Jupiter’s Trojan horse

Astronomers say Patroclus, a member of Jupiter's Trojan asteroid group, may be a refugee from the Kuiper Belt.
By | Published: February 9, 2006 | Last updated on May 18, 2023
Patroclus
Patroclus and its companion Menoetius make up the only binary Trojan asteroid known. Astronomers now suspect they bear a kinship with comets.
W. M. Keck Observatory / Lynette Cook
February 9, 2006
Astronomers using the 10-meter Keck II Telescope on Hawaii’s Mauna Kea have refined the mutual orbit of asteroid 617 Patroclus and its companion. The pair is the only known binary object among the 1,900 asteroids the giant planet Jupiter shepherds around the Sun.

Once astronomer Franck Marchis at the University of California, Berkeley, and his colleagues modeled the orbit, they could determine the density of the two asteroids. These asteroids, they say, have densities closer to those of comets than rocks. Patroclus and its companion, provisionally named Menoetius, are less dense than water, which means they’re probably made of water ice and coated with a patina of dirt.

“It’s our suspicion that the Trojans are small Kuiper Belt objects,” says Marchis.

Trojan asteroids are those that lead or follow Jupiter by 60° in its orbit around the Sun. The gravity of Jupiter and the Sun balance at these locations, allowing objects to accumulate there. According to the Minor Planet Center in Cambridge, Massachusetts, astronomers have cataloged about 1,900 of these space rocks. They are relatively small and faint, which makes them difficult to study even with the world’s largest ground-based telescopes.

Astronomers found Patroclus in 1906. In October 2001, William Merline at the Southwest Research Institute in Boulder, Colorado, and his colleagues found its companion, but their observations weren’t detailed enough to determine the components’ orbit.

Marchis observed the pair using the Keck II Telescope’s Near-Infrared Camera (NIRC2) in November 2004 and May 2005. At the same time, Keck Observatory astronomers were commissioning a new adaptive-optics system that uses a sodium laser to create an artificial star. Monitoring the laser’s star helps the telescope adapt to the blurring effects of Earth’s atmosphere.

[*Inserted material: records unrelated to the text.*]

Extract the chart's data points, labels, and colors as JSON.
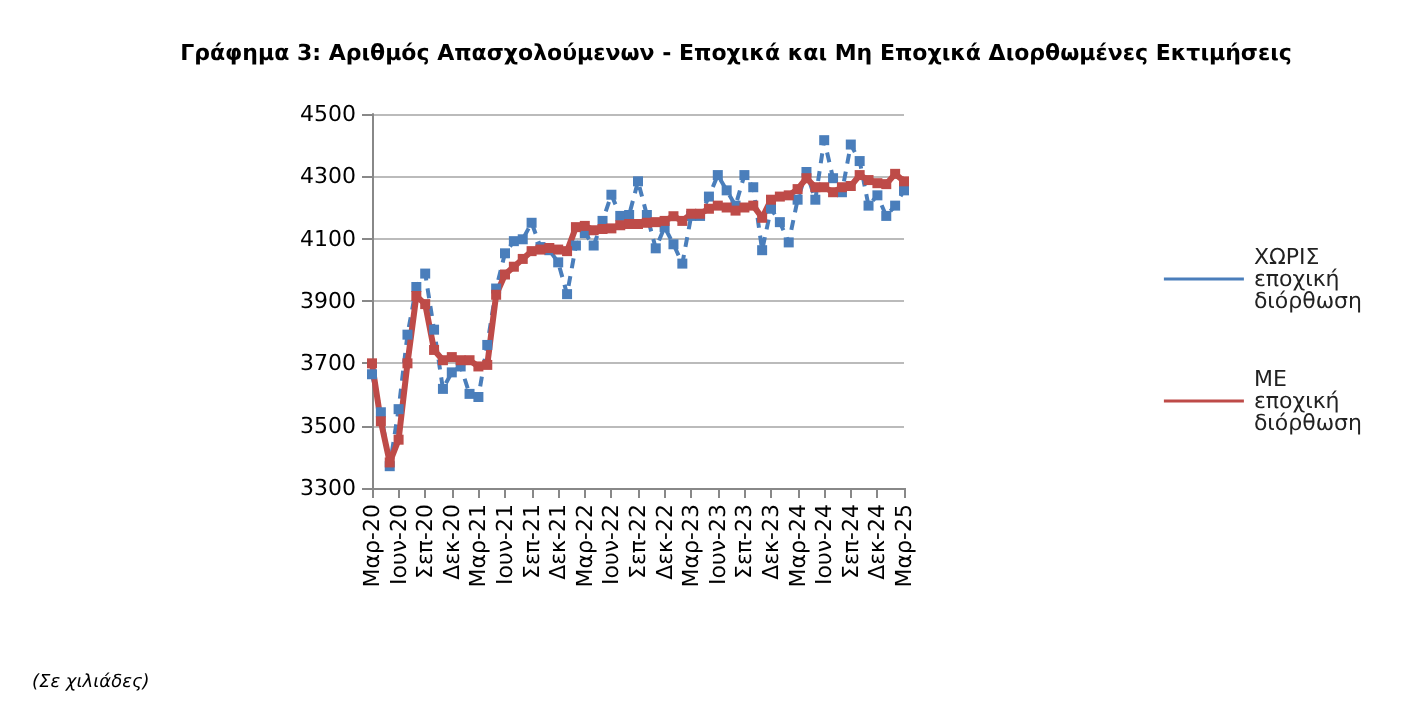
{
  "chart_data": {
    "type": "line",
    "title": "Γράφημα 3: Αριθμός Απασχολούμενων - Εποχικά και Μη Εποχικά Διορθωμένες Εκτιμήσεις",
    "categories": [
      "Μαρ-20",
      null,
      null,
      "Ιουν-20",
      null,
      null,
      "Σεπ-20",
      null,
      null,
      "Δεκ-20",
      null,
      null,
      "Μαρ-21",
      null,
      null,
      "Ιουν-21",
      null,
      null,
      "Σεπ-21",
      null,
      null,
      "Δεκ-21",
      null,
      null,
      "Μαρ-22",
      null,
      null,
      "Ιουν-22",
      null,
      null,
      "Σεπ-22",
      null,
      null,
      "Δεκ-22",
      null,
      null,
      "Μαρ-23",
      null,
      null,
      "Ιουν-23",
      null,
      null,
      "Σεπ-23",
      null,
      null,
      "Δεκ-23",
      null,
      null,
      "Μαρ-24",
      null,
      null,
      "Ιουν-24",
      null,
      null,
      "Σεπ-24",
      null,
      null,
      "Δεκ-24",
      null,
      null,
      "Μαρ-25"
    ],
    "series": [
      {
        "name": "ΧΩΡΙΣ εποχική διόρθωση",
        "color": "#4a7ebb",
        "line_style": "dashed",
        "values": [
          3665,
          3543,
          3370,
          3553,
          3792,
          3945,
          3988,
          3808,
          3618,
          3671,
          3690,
          3602,
          3592,
          3759,
          3940,
          4053,
          4092,
          4098,
          4151,
          4073,
          4063,
          4024,
          3922,
          4078,
          4118,
          4078,
          4157,
          4241,
          4173,
          4176,
          4284,
          4176,
          4069,
          4137,
          4082,
          4020,
          4173,
          4173,
          4235,
          4304,
          4255,
          4206,
          4304,
          4265,
          4063,
          4196,
          4153,
          4088,
          4225,
          4314,
          4225,
          4416,
          4294,
          4249,
          4402,
          4349,
          4206,
          4239,
          4173,
          4206,
          4255
        ]
      },
      {
        "name": "ΜΕ εποχική διόρθωση",
        "color": "#be4b48",
        "line_style": "solid",
        "values": [
          3700,
          3514,
          3382,
          3455,
          3700,
          3916,
          3890,
          3743,
          3710,
          3720,
          3710,
          3710,
          3690,
          3695,
          3920,
          3985,
          4010,
          4035,
          4060,
          4065,
          4070,
          4065,
          4060,
          4137,
          4141,
          4127,
          4131,
          4133,
          4143,
          4147,
          4147,
          4151,
          4153,
          4157,
          4172,
          4157,
          4180,
          4180,
          4196,
          4206,
          4200,
          4190,
          4200,
          4206,
          4167,
          4225,
          4235,
          4239,
          4259,
          4294,
          4265,
          4265,
          4249,
          4265,
          4269,
          4304,
          4288,
          4278,
          4275,
          4308,
          4284
        ]
      }
    ],
    "ylim": [
      3300,
      4500
    ],
    "yticks": [
      3300,
      3500,
      3700,
      3900,
      4100,
      4300,
      4500
    ],
    "grid": "y",
    "legend": "right",
    "marker": "square",
    "annotations": [
      "(Σε χιλιάδες)"
    ]
  }
}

“Before, we could only look at objects near a bright reference star, limiting the use of adaptive optics to a small percentage of the heavens,” Marchis says. “Now, we can use adaptive optics to view almost any point on the sky.” The system produced images clear enough to estimate the mutual orbit of Patroclus and its kin.

Patroclus is about 76 miles (122 km) wide, while Menoetius is slightly smaller (70 miles, or 112 km). The two objects are separated by 423 miles (680 km) and circle their common center of mass every 4.3 days. The team calculates both objects have densities as low as 0.8 gram per cubic centimeter — light enough to float in water. Both asteroids are named for heroes of Homer’s Iliad, a tale of the Trojan War. Patroclus was named for Achilles’ best friend; Menoetius was Patroclus’ father.

“This is the first time anyone has determined directly the density of a Trojan asteroid,” says team member Daniel Hestroffer, an astronomer at the Paris Observatory’s Institute of Celestial Mechanics and Ephemerides Calculation.

The measurement appears to validate an idea put forward last year by Côte d’Azur Observatory’s Alessandro Morbidelli and his coworkers. Morbidelli’s team suspects Trojan asteroids formed in the Kuiper Belt beyond Neptune.

Computer simulations suggest the giant gas planets — Jupiter through Neptune — migrated outward less than 1 billion years after they formed. A dense disk of icy planetesimals orbited at the edge of the planetary system; its remnant is today’s Kuiper Belt. The presence of this massive disk forced the gas giants to move outward.

When Saturn and Jupiter moved far enough outward that Jupiter orbited twice for every revolution of Saturn, drastic changes ensued. Uranus and Neptune careened into the disk, where they stirred up planetesimal orbits. Some of these small objects shot toward the Sun, perhaps creating the devastating round of impacts astronomers call the Late Heavy Bombardment. Others were ejected from the solar system altogether, or formed the Kuiper Belt we see today.

Jupiter couldn’t retain its Trojan asteroids during that event, says Morbidelli. But once its 2:1 relationship with Saturn ended and things settled down, any icy objects in Jupiter’s vicinity were trapped. Later, Patroclus may have split in two after a too-close pass with the giant planet.

“We need to discover more binary Trojans and observe them to see if low density is a characteristic of all Trojans,” Marchis cautions. If it is, objects from the Kuiper Belt may be more accessible than scientists ever suspected.